Re: Bug 7034 from Boris Zbarsky on 2010-03-23 (public-html@w3.org from March 2010)

From: Boris Zbarsky <bzbarsky@MIT.EDU>
Date: Mon, 22 Mar 2010 20:16:02 -0400
To: "Tab Atkins Jr." <jackalmage@gmail.com>
CC: HTMLwg WG <public-html@w3.org>
Message-ID: <4BA80842.9010802@mit.edu>

On 3/22/10 6:59 PM, Tab Atkins Jr. wrote:
> On Mon, Mar 22, 2010 at 3:39 PM, Maciej Stachowiak<mjs@apple.com>  wrote:
>> Another possibility is to change parsing such that "...&copy=..." is not a
>> hazard. I believe you had some evidence that this would fix more sites than
>> it would break. It seems like it would also have the benefit of allowing us
>> to make authoring rules more lenient in a beneficial way, without at the
>> same time introducing undue complexity.
>
> If at all possible, this is what I'd prefer.  I've never consciously
> escaped an ampersand in a URL in my life (and luckily don't think that
> I've ever run into a situation where it got interpreted as a named
> entity).  I'd prefer, if possible, to continue avoiding escaping the
> ampersand.  Unicode exists for a reason, after all.  If I want a
> copyright symbol, I can just pop that character itself into the URL.

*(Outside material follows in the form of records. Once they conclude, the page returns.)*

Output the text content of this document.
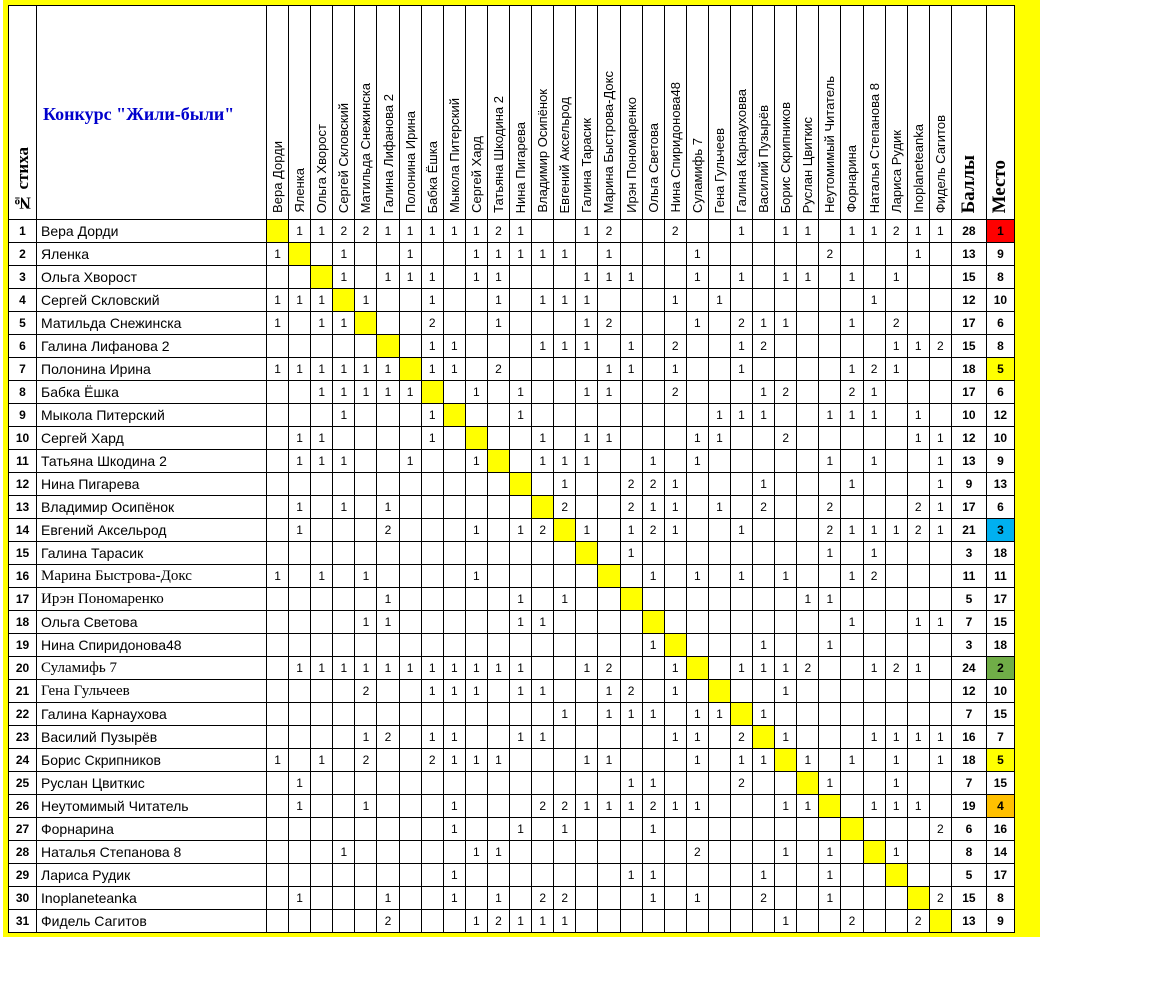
№ стиха	Конкурс "Жили-были"	Вера Дорди	Яленка	Ольга Хворост	Сергей Скловский	Матильда Снежинска	Галина Лифанова 2	Полонина Ирина	Бабка Ёшка	Мыкола Питерский	Сергей Хард	Татьяна Шкодина 2	Нина Пигарева	Владимир Осипёнок	Евгений Аксельрод	Галина Тарасик	Марина Быстрова-Докс	Ирэн Пономаренко	Ольга Светова	Нина Спиридонова48	Суламифь 7	Гена Гульчеев	Галина Карнауховва	Василий Пузырёв	Борис Скрипников	Руслан Цвиткис	Неутомимый Читатель	Форнарина	Наталья Степанова 8	Лариса Рудик	Inoplaneteanka	Фидель Сагитов	Баллы	Место
1	Вера Дорди		1	1	2	2	1	1	1	1	1	2	1			1	2			2			1		1	1		1	1	2	1	1	28	1
2	Яленка	1			1			1			1	1	1	1	1		1				1						2				1		13	9
3	Ольга Хворост				1		1	1	1		1	1				1	1	1			1		1		1	1		1		1			15	8
4	Сергей Скловский	1	1	1		1			1			1		1	1	1				1		1							1				12	10
5	Матильда Снежинска	1		1	1				2			1				1	2				1		2	1	1			1		2			17	6
6	Галина Лифанова 2								1	1				1	1	1		1		2			1	2						1	1	2	15	8
7	Полонина Ирина	1	1	1	1	1	1		1	1		2					1	1		1			1					1	2	1			18	5
8	Бабка Ёшка			1	1	1	1	1			1		1			1	1			2				1	2			2	1				17	6
9	Мыкола Питерский				1				1				1									1	1	1			1	1	1		1		10	12
10	Сергей Хард		1	1					1					1		1	1				1	1			2						1	1	12	10
11	Татьяна Шкодина 2		1	1	1			1			1			1	1	1			1		1						1		1			1	13	9
12	Нина Пигарева														1			2	2	1				1				1				1	9	13
13	Владимир Осипёнок		1		1		1								2			2	1	1		1		2			2				2	1	17	6
14	Евгений Аксельрод		1				2				1		1	2		1		1	2	1			1				2	1	1	1	2	1	21	3
15	Галина Тарасик																	1									1		1				3	18
16	Марина Быстрова-Докс	1		1		1					1								1		1		1		1			1	2				11	11
17	Ирэн Пономаренко						1						1		1											1	1						5	17
18	Ольга Светова					1	1						1	1														1			1	1	7	15
19	Нина Спиридонова48																		1					1			1						3	18
20	Суламифь 7		1	1	1	1	1	1	1	1	1	1	1			1	2			1			1	1	1	2			1	2	1		24	2
21	Гена Гульчеев					2			1	1	1		1	1			1	2		1					1								12	10
22	Галина Карнаухова														1		1	1	1		1	1		1									7	15
23	Василий Пузырёв					1	2		1	1			1	1						1	1		2		1				1	1	1	1	16	7
24	Борис Скрипников	1		1		2			2	1	1	1				1	1				1		1	1		1		1		1		1	18	5
25	Руслан Цвиткис		1															1	1				2				1			1			7	15
26	Неутомимый Читатель		1			1				1				2	2	1	1	1	2	1	1				1	1			1	1	1		19	4
27	Форнарина									1			1		1				1													2	6	16
28	Наталья Степанова 8				1						1	1									2				1		1			1			8	14
29	Лариса Рудик									1								1	1					1			1						5	17
30	Inoplaneteanka		1				1			1		1		2	2				1		1			2			1					2	15	8
31	Фидель Сагитов						2				1	2	1	1	1										1			2			2		13	9
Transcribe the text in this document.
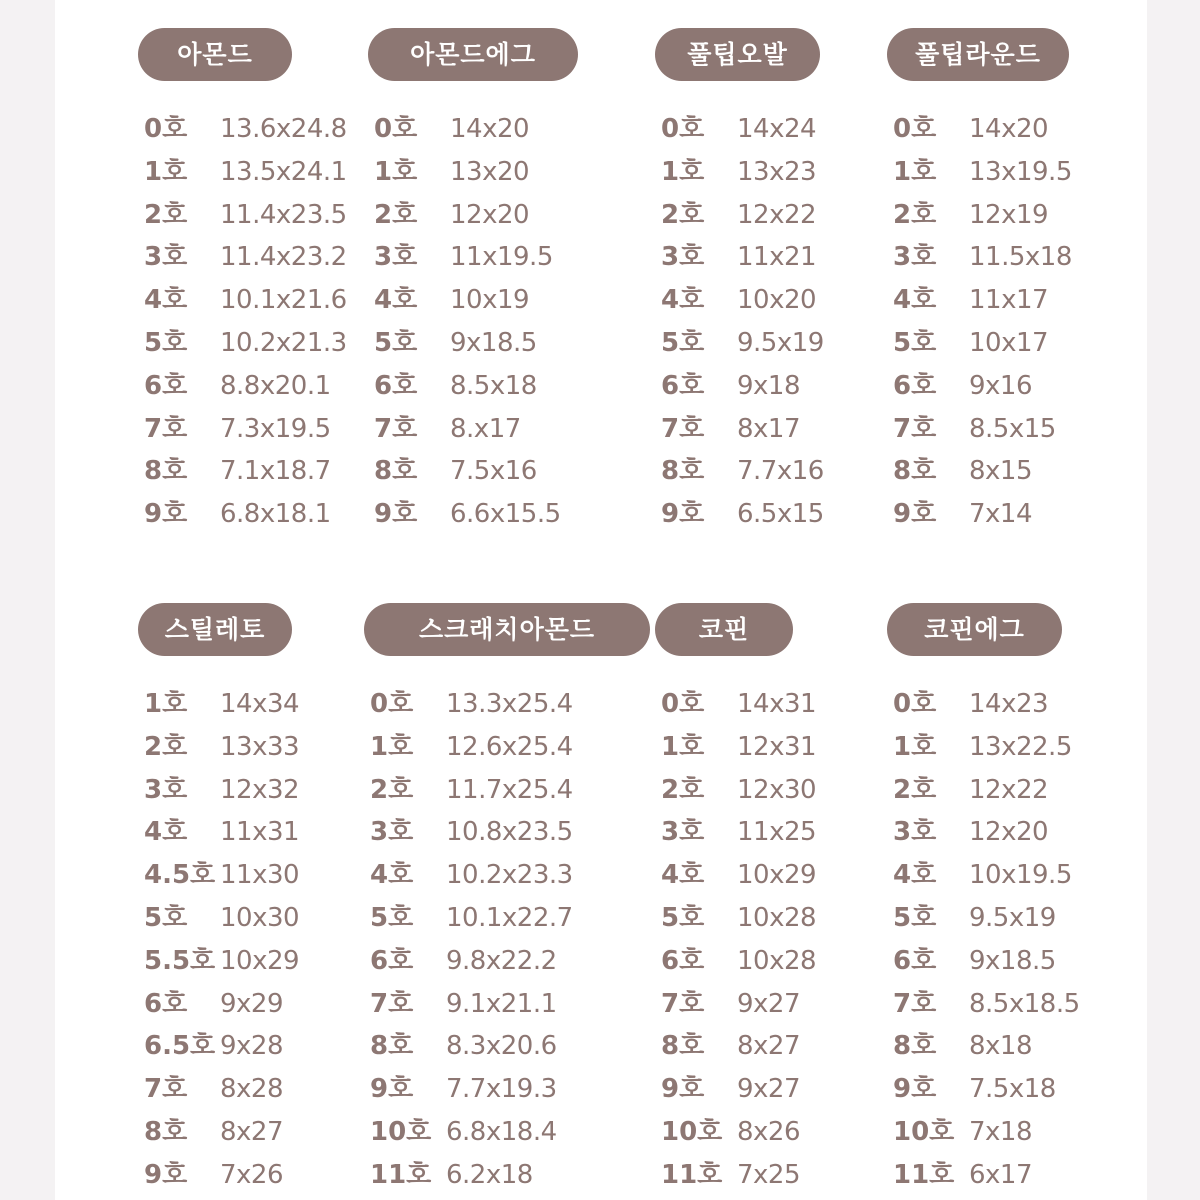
아몬드
0호 13.6x24.8
1호 13.5x24.1
2호 11.4x23.5
3호 11.4x23.2
4호 10.1x21.6
5호 10.2x21.3
6호 8.8x20.1
7호 7.3x19.5
8호 7.1x18.7
9호 6.8x18.1
아몬드에그
0호 14x20
1호 13x20
2호 12x20
3호 11x19.5
4호 10x19
5호 9x18.5
6호 8.5x18
7호 8.x17
8호 7.5x16
9호 6.6x15.5
풀팁오발
0호 14x24
1호 13x23
2호 12x22
3호 11x21
4호 10x20
5호 9.5x19
6호 9x18
7호 8x17
8호 7.7x16
9호 6.5x15
풀팁라운드
0호 14x20
1호 13x19.5
2호 12x19
3호 11.5x18
4호 11x17
5호 10x17
6호 9x16
7호 8.5x15
8호 8x15
9호 7x14
스틸레토
1호 14x34
2호 13x33
3호 12x32
4호 11x31
4.5호 11x30
5호 10x30
5.5호 10x29
6호 9x29
6.5호 9x28
7호 8x28
8호 8x27
9호 7x26
스크래치아몬드
0호 13.3x25.4
1호 12.6x25.4
2호 11.7x25.4
3호 10.8x23.5
4호 10.2x23.3
5호 10.1x22.7
6호 9.8x22.2
7호 9.1x21.1
8호 8.3x20.6
9호 7.7x19.3
10호 6.8x18.4
11호 6.2x18
코핀
0호 14x31
1호 12x31
2호 12x30
3호 11x25
4호 10x29
5호 10x28
6호 10x28
7호 9x27
8호 8x27
9호 9x27
10호 8x26
11호 7x25
코핀에그
0호 14x23
1호 13x22.5
2호 12x22
3호 12x20
4호 10x19.5
5호 9.5x19
6호 9x18.5
7호 8.5x18.5
8호 8x18
9호 7.5x18
10호 7x18
11호 6x17
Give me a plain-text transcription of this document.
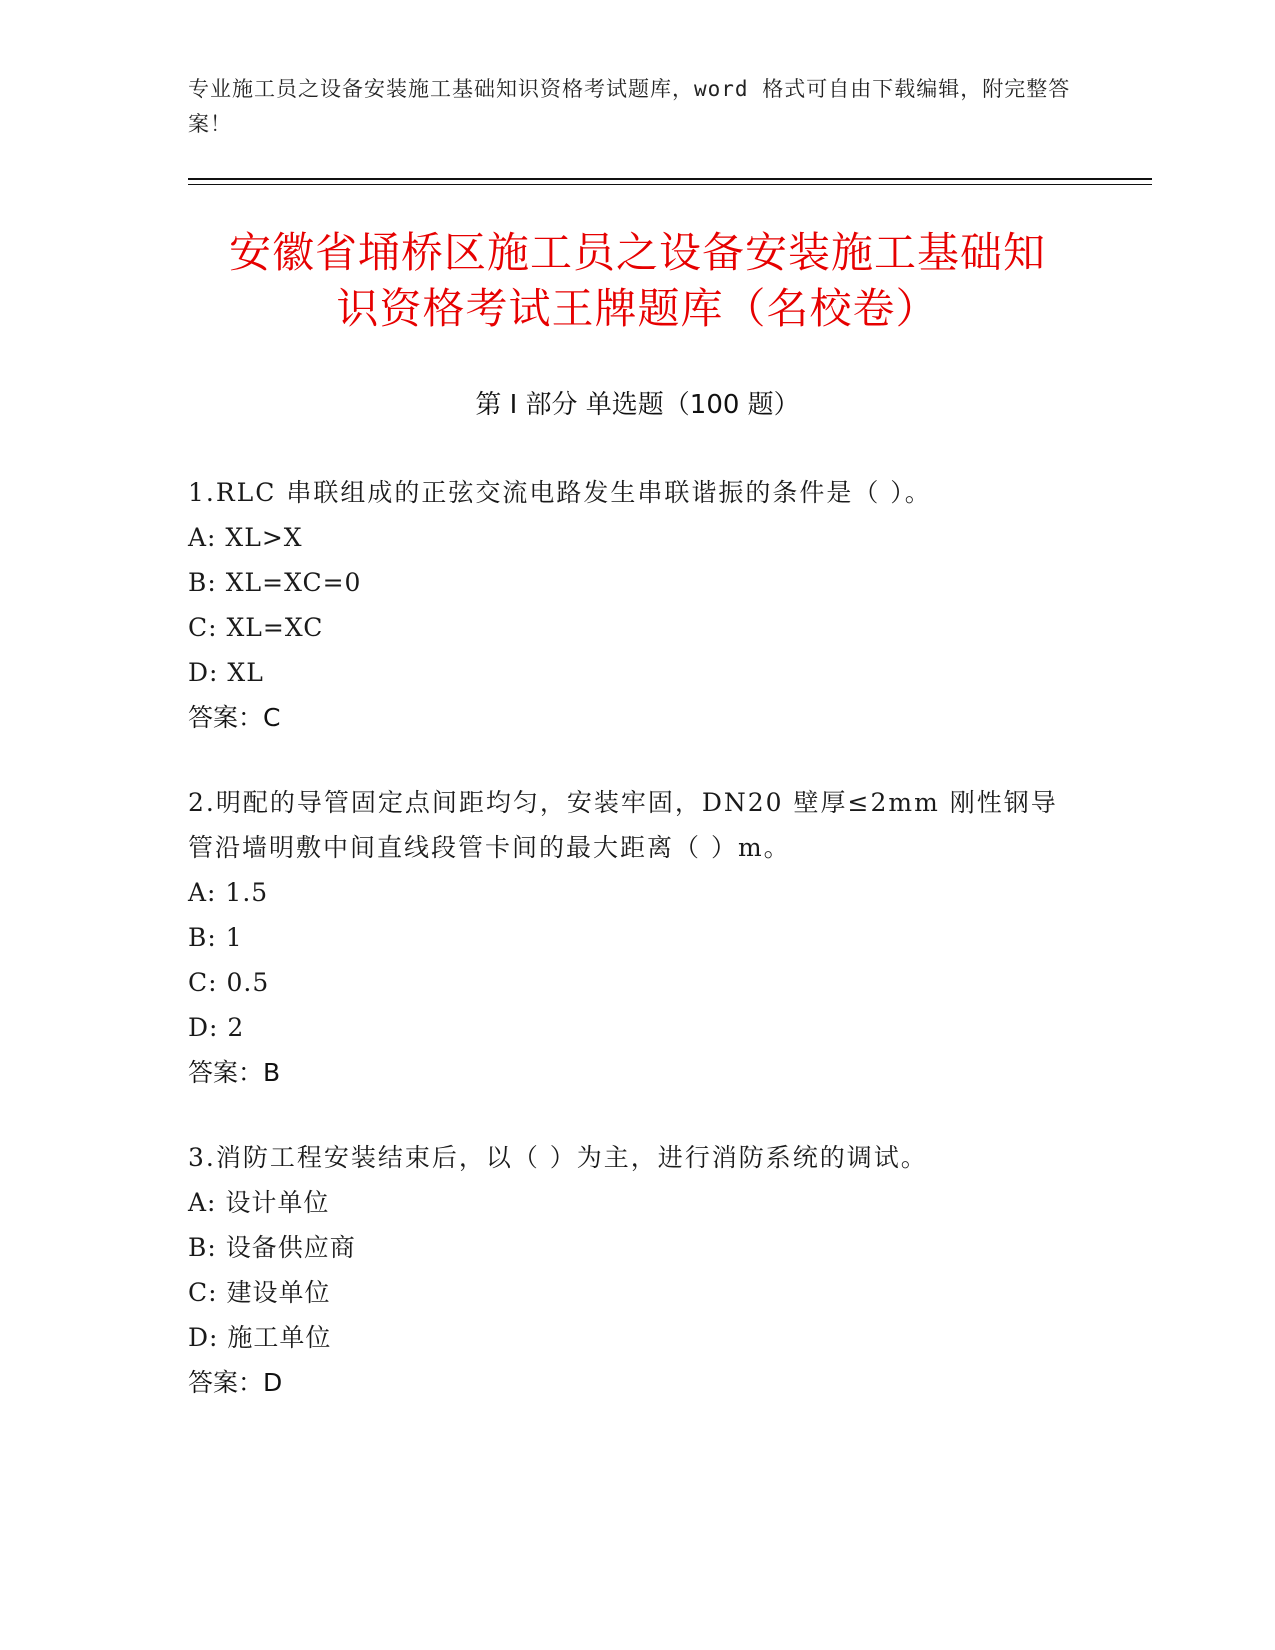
专业施工员之设备安装施工基础知识资格考试题库，word 格式可自由下载编辑，附完整答案！
安徽省埇桥区施工员之设备安装施工基础知
识资格考试王牌题库（名校卷）
第 I 部分 单选题（100 题）

1.RLC 串联组成的正弦交流电路发生串联谐振的条件是（ ）。

A: XL>X

B: XL=XC=0

C: XL=XC

D: XL

答案：C

2.明配的导管固定点间距均匀，安装牢固，DN20 壁厚≤2mm 刚性钢导管沿墙明敷中间直线段管卡间的最大距离（ ）m。

A: 1.5

B: 1

C: 0.5

D: 2

答案：B

3.消防工程安装结束后，以（ ）为主，进行消防系统的调试。

A: 设计单位

B: 设备供应商

C: 建设单位

D: 施工单位

答案：D
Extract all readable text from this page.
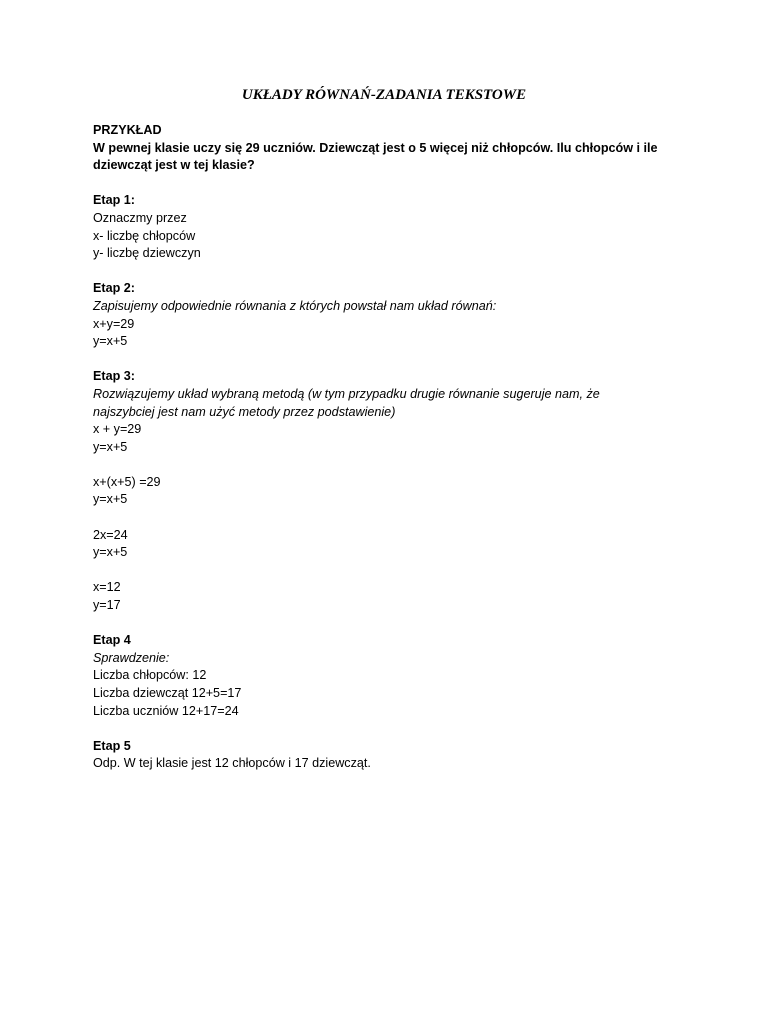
UKŁADY RÓWNAŃ-ZADANIA TEKSTOWE
PRZYKŁAD
W pewnej klasie uczy się 29 uczniów. Dziewcząt jest o 5 więcej niż chłopców. Ilu chłopców i ile
dziewcząt jest w tej klasie?
Etap 1:
Oznaczmy przez
x- liczbę chłopców
y- liczbę dziewczyn
Etap 2:
Zapisujemy odpowiednie równania z których powstał nam układ równań:
x+y=29
y=x+5
Etap 3:
Rozwiązujemy układ wybraną metodą (w tym przypadku drugie równanie sugeruje nam, że
najszybciej jest nam użyć metody przez podstawienie)
x + y=29
y=x+5
x+(x+5) =29
y=x+5
2x=24
y=x+5
x=12
y=17
Etap 4
Sprawdzenie:
Liczba chłopców: 12
Liczba dziewcząt 12+5=17
Liczba uczniów 12+17=24
Etap 5
Odp. W tej klasie jest 12 chłopców i 17 dziewcząt.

So as I see it, the options are:

1)  Disallow entity references in all attributes.
2)  Accept the fact that moving text from attribute A to attribute B
     via DOM manipulation may well not give the same results as having
     the text in attribute B to start with.
3)  Allow entity references in all attributes, and require &amp; in
     URIs as needed.

#3 is what we have right now, right?  Is there any indication that #1 is 
safe to do (as in, doesn't break the web)?  If the weirdness of #2 
outweighed by not needing to escape '&' in URIs?

My gut feel is that #1 is not actually a viable option and that one's 
take on #2 depends heavily on the authoring workflow and the extent to 
which pages are scripted...

-Boris

Received on Tuesday, 23 March 2010 00:16:38 UTC